Palm trees waved in a brisk wind, fronds bending, all to one side. Dark clouds raced across the sky as my position changed, and waves crashed on a nearby shore. Lightning cracked across the sky and sheets of rain pounded the ocean, moving closer. But the vision was murky, cloudy, shadowed by the passage of time. I heard neither wind nor ocean nor approaching storm. Only silence. And the sound of my heartbeat as it began to race. I leaned in closer, hoping to make the vision in the bowl come clear, fearful, yet unable to look away.

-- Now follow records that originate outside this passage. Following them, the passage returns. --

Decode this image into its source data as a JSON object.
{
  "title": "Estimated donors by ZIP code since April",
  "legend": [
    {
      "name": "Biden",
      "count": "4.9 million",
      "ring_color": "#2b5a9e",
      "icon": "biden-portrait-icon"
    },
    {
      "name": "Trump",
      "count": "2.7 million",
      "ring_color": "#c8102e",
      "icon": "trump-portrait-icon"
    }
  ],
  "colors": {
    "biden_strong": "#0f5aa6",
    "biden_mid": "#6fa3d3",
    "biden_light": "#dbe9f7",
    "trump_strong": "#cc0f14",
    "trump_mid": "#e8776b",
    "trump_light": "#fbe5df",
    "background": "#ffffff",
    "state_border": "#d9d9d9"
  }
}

A woman walked from the front door, a mage visa around her neck glinting in the sun. One hand shaded her eyes as she looked out to sea. Her mouth opened, calling. Calling. I knew her. I knew what she was saying. I remembered this day. It was my mother, and she was calling my twin and me, wanting to get us inside before the storm hit. “Thorn-y-Rosie.” All one word, the way she always called us. “Thorn-y-Rosie!”
I knew what I was seeing. I knew what was about to happen. Once again I had bungled my attempt at scrying. I had performed a truth vision instead. I shivered, my throat closing up, my eyes on my mother’s face as my tears blurred the scene. Out on the water, the Gulf of Mexico, a cloud twisted into a long roll along the length of the sky, a cylindrical shape, spinning, as warm and cold air masses collided; a tornado trying to take shape.
I watched as if hanging in the air. That day, Rose and I had been playing our version of hide-and-seek, and I was searching for her, hoping to catch her in the backyard. If I answered Mama, my twin would run, reaching home before I could tag her. So I didn’t answer. And neither did Rose.
A tornado formed over the bay, arching first one way, then the other, vaguely S-shaped, dropping slowly. When it hit the storm-tossed sea, it whitened as a waterspout developed. It headed straight at the small house.